He looked down at the imprint.
"New York, eh? Did you have any trouble placing it?"
"Well, yes—and no," she said. "One publisher wrote me saying that it was work of a high order but he felt sure the time was scarcely opportune for its publication—unless I cared to modify certain passages which seemed to cast a doubt on the great moral forces underlying the war. That's almost verbatim. Another said that he personally enjoyed reading it very much, but was sure it would fail to get a hearing in view of the present demand for tales completely devoid of war atmosphere.
"It is amusing sometimes to try and trace motive and action," Mary smiled. "A publisher wants to publish books that will sell. Nearly every one is affected directly and indirectly by the war. Therefore the publisher concludes people want to ignore the war, or that they will uniformly recoil from a given aspect of the war, even if it is an individual attempt to interpret some obscure phase. War isn't the theme of this book. It's incidental, just as the war is incidental,—one of humanity's growing pains. Anyway, I found a publisher. And it's getting a hearing, he tells me. People are reading it."
"You've found yourself," Rod said a little wistfully. "You've got the vision, and the power to embody your vision so that it stands out clear. I couldn't get it. I tried; I wanted to capture the spaciousness, the drama, the unquenchable spirit of the pioneers. And I couldn't. What I wanted to do seems mere inconsequential romancing beside the vivid reality you've achieved. How did you do it, wonder-woman? How do you know with such certainty what men think and feel, and how they can be beasts and heroes, groping blindly toward certain ends? Where did you get the astonishing grasp of those obscure motives which so often actuate people? You ought to write the history of the Norquay family, Mary. There's a theme for a novel. First the pioneer adventurer, courageous, determined, resourceful, infinitely patient about his foundation laying, seeing clearly what he was about. Then his son following in his father's footsteps. The grandson expanding upon the solidly laid groundwork, elaborating the original plan, acquiring land and timber, increasing the tradition of permanence. Then a generation that stands pat on its hereditary past, accepting wealth and culture as a birthright, things irrevocably bestowed upon a superior class, as a condition fixed and final for all time. Last of all a generation where the eldest son and heir is only a passionate, superficially glossed animal, who expends his fierce energy on women and financial undertakings, proving eminently successful with both. The second son, the well-balanced, sound-minded one, killed in the war. The youngest, a dreamy, sensitive youth, coming back from the war with a cracked heart and most of his romantic illusions about great men, great nations, and great idealistic undertakings knocked into a cocked hat—with no task ahead of him worth an effort, with his keenest consciousness that of a world where all stability has gone by the board; a tired, disillusioned man who wants only to sit and think, and to be grateful that if everything else seems pinchbeck there's still a woman who is eighteen-carat gold to him.

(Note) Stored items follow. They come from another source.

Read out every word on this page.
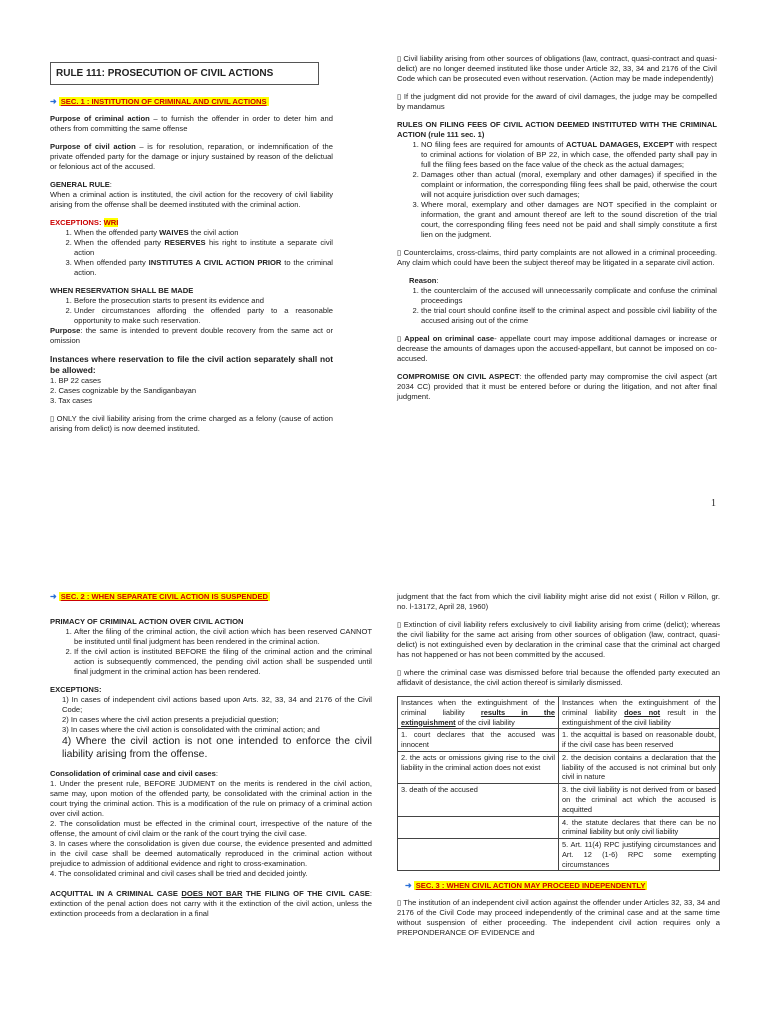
RULE 111: PROSECUTION OF CIVIL ACTIONS
➜ SEC. 1 : INSTITUTION OF CRIMINAL AND CIVIL ACTIONS

Purpose of criminal action – to furnish the offender in order to deter him and others from committing the same offense

Purpose of civil action – is for resolution, reparation, or indemnification of the private offended party for the damage or injury sustained by reason of the delictual or felonious act of the accused.

GENERAL RULE:

When a criminal action is instituted, the civil action for the recovery of civil liability arising from the offense shall be deemed instituted with the criminal action.

EXCEPTIONS: WRI
1. When the offended party WAIVES the civil action
2. When the offended party RESERVES his right to institute a separate civil action
3. When offended party INSTITUTES A CIVIL ACTION PRIOR to the criminal action.
WHEN RESERVATION SHALL BE MADE
1. Before the prosecution starts to present its evidence and
2. Under circumstances affording the offended party to a reasonable opportunity to make such reservation.

Purpose: the same is intended to prevent double recovery from the same act or omission

Instances where reservation to file the civil action separately shall not be allowed:
1. BP 22 cases
2. Cases cognizable by the Sandiganbayan
3. Tax cases

▯ ONLY the civil liability arising from the crime charged as a felony (cause of action arising from delict) is now deemed instituted.

▯ Civil liability arising from other sources of obligations (law, contract, quasi-contract and quasi-delict) are no longer deemed instituted like those under Article 32, 33, 34 and 2176 of the Civil Code which can be prosecuted even without reservation. (Action may be made independently)

▯ If the judgment did not provide for the award of civil damages, the judge may be compelled by mandamus

RULES ON FILING FEES OF CIVIL ACTION DEEMED INSTITUTED WITH THE CRIMINAL ACTION (rule 111 sec. 1)
1. NO filing fees are required for amounts of ACTUAL DAMAGES, EXCEPT with respect to criminal actions for violation of BP 22, in which case, the offended party shall pay in full the filing fees based on the face value of the check as the actual damages;
2. Damages other than actual (moral, exemplary and other damages) if specified in the complaint or information, the corresponding filing fees shall be paid, otherwise the court will not acquire jurisdiction over such damages;
3. Where moral, exemplary and other damages are NOT specified in the complaint or information, the grant and amount thereof are left to the sound discretion of the trial court, the corresponding filing fees need not be paid and shall simply constitute a first lien on the judgment.

▯ Counterclaims, cross-claims, third party complaints are not allowed in a criminal proceeding. Any claim which could have been the subject thereof may be litigated in a separate civil action.

Reason:
1. the counterclaim of the accused will unnecessarily complicate and confuse the criminal proceedings
2. the trial court should confine itself to the criminal aspect and possible civil liability of the accused arising out of the crime

▯ Appeal on criminal case- appellate court may impose additional damages or increase or decrease the amounts of damages upon the accused-appellant, but cannot be imposed on co-accused.

COMPROMISE ON CIVIL ASPECT: the offended party may compromise the civil aspect (art 2034 CC) provided that it must be entered before or during the litigation, and not after final judgment.

1
➜ SEC. 2 : WHEN SEPARATE CIVIL ACTION IS SUSPENDED
PRIMACY OF CRIMINAL ACTION OVER CIVIL ACTION
1. After the filing of the criminal action, the civil action which has been reserved CANNOT be instituted until final judgment has been rendered in the criminal action.
2. If the civil action is instituted BEFORE the filing of the criminal action and the criminal action is subsequently commenced, the pending civil action shall be suspended until final judgment in the criminal action has been rendered.
EXCEPTIONS:
1) In cases of independent civil actions based upon Arts. 32, 33, 34 and 2176 of the Civil Code;
2) In cases where the civil action presents a prejudicial question;
3) In cases where the civil action is consolidated with the criminal action; and
4) Where the civil action is not one intended to enforce the civil liability arising from the offense.
Consolidation of criminal case and civil cases:
1. Under the present rule, BEFORE JUDMENT on the merits is rendered in the civil action, same may, upon motion of the offended party, be consolidated with the criminal action in the court trying the criminal action. This is a modification of the rule on primacy of a criminal action over civil action.
2. The consolidation must be effected in the criminal court, irrespective of the nature of the offense, the amount of civil claim or the rank of the court trying the civil case.
3. In cases where the consolidation is given due course, the evidence presented and admitted in the civil case shall be deemed automatically reproduced in the criminal action without prejudice to admission of additional evidence and right to cross-examination.
4. The consolidated criminal and civil cases shall be tried and decided jointly.

ACQUITTAL IN A CRIMINAL CASE DOES NOT BAR THE FILING OF THE CIVIL CASE: extinction of the penal action does not carry with it the extinction of the civil action, unless the extinction proceeds from a declaration in a final

judgment that the fact from which the civil liability might arise did not exist ( Rillon v Rillon, gr. no. l-13172, April 28, 1960)

▯ Extinction of civil liability refers exclusively to civil liability arising from crime (delict); whereas the civil liability for the same act arising from other sources of obligation (law, contract, quasi-delict) is not extinguished even by declaration in the criminal case that the criminal act charged has not happened or has not been committed by the accused.

▯ where the criminal case was dismissed before trial because the offended party executed an affidavit of desistance, the civil action thereof is similarly dismissed.

Instances when the extinguishment of the criminal liability results in the extinguishment of the civil liability	Instances when the extinguishment of the criminal liability does not result in the extinguishment of the civil liability
1. court declares that the accused was innocent	1. the acquittal is based on reasonable doubt, if the civil case has been reserved
2. the acts or omissions giving rise to the civil liability in the criminal action does not exist	2. the decision contains a declaration that the liability of the accused is not criminal but only civil in nature
3. death of the accused	3. the civil liability is not derived from or based on the criminal act which the accused is acquitted
	4. the statute declares that there can be no criminal liability but only civil liability
	5. Art. 11(4) RPC justifying circumstances and Art. 12 (1-6) RPC some exempting circumstances
➜ SEC. 3 : WHEN CIVIL ACTION MAY PROCEED INDEPENDENTLY

▯ The institution of an independent civil action against the offender under Articles 32, 33, 34 and 2176 of the Civil Code may proceed independently of the criminal case and at the same time without suspension of either proceeding. The independent civil action requires only a PREPONDERANCE OF EVIDENCE and
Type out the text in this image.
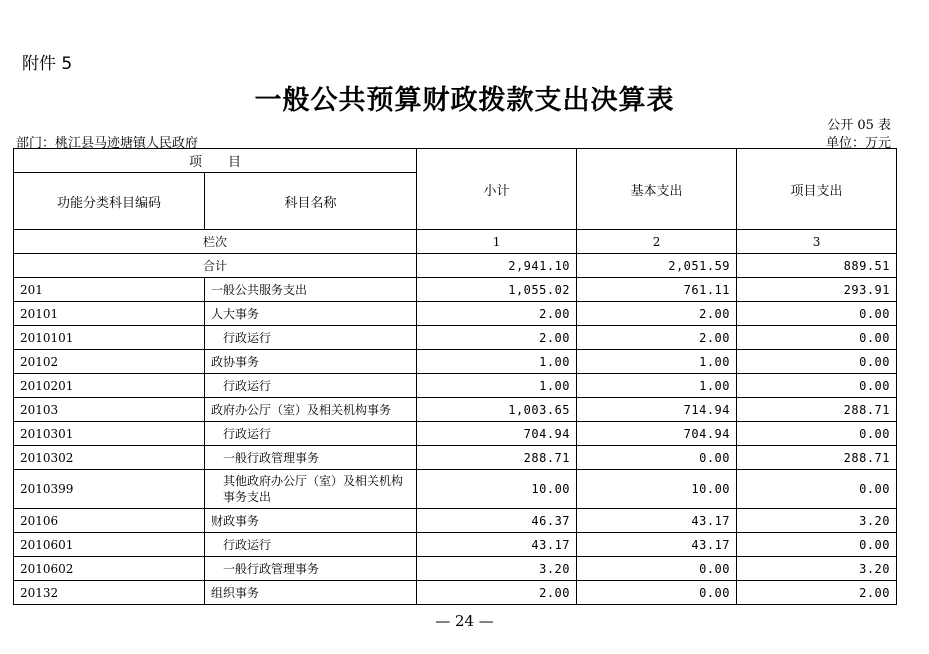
附件 5
一般公共预算财政拨款支出决算表
公开 05 表
部门：桃江县马迹塘镇人民政府	单位：万元
项　　目		小计	基本支出	项目支出
功能分类科目编码	科目名称			
栏次		1	2	3
合计		2,941.10	2,051.59	889.51
201	一般公共服务支出	1,055.02	761.11	293.91
20101	人大事务	2.00	2.00	0.00
2010101	行政运行	2.00	2.00	0.00
20102	政协事务	1.00	1.00	0.00
2010201	行政运行	1.00	1.00	0.00
20103	政府办公厅（室）及相关机构事务	1,003.65	714.94	288.71
2010301	行政运行	704.94	704.94	0.00
2010302	一般行政管理事务	288.71	0.00	288.71
2010399	其他政府办公厅（室）及相关机构事务支出	10.00	10.00	0.00
20106	财政事务	46.37	43.17	3.20
2010601	行政运行	43.17	43.17	0.00
2010602	一般行政管理事务	3.20	0.00	3.20
20132	组织事务	2.00	0.00	2.00
— 24 —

I don't quite see how you would make a pattern out of such a snarl—but—"
He didn't finish the sentence. Mary's arms drew him down to her with a fierce, protecting pressure. She held him, whispering tensely:
"What have they done to you? I can't bear to hear you talk like that. It isn't true. Life hasn't gone sour. We mustn't let it. We can make it good—we must. One daren't falter. One must not brood. We're over the top of a long hill that has tried us both. Well, then—'Courage, the devil is dead!' Eh, Roderick Dhu? Love's something to hold fast by, isn't it?"
CHAPTER XX
For a few days Rod went about a little, picking up threads of old acquaintance with places and people. The uneasy consciousness of a heart which might fail him at any moment troubled him now and then. Once or twice he felt that strange faltering. But it did not stop—not quite. He wondered if he had passed a crisis that first night at home when he felt himself locked in a grapple with death itself. And so he was very careful. It was easy to be apathetic, to be completely acquiescent. Nothing, he thought, would ever again make his heart swell with such repressed passion as the sights and sounds of the western front, the carnival of non-combatants in Paris and London, the bitterness with which for so long he had seen the agonies and endurances and destructiveness of war as sheer waste—blind, blundering waste, the offspring of cupidity wedded to arrogant ignorance.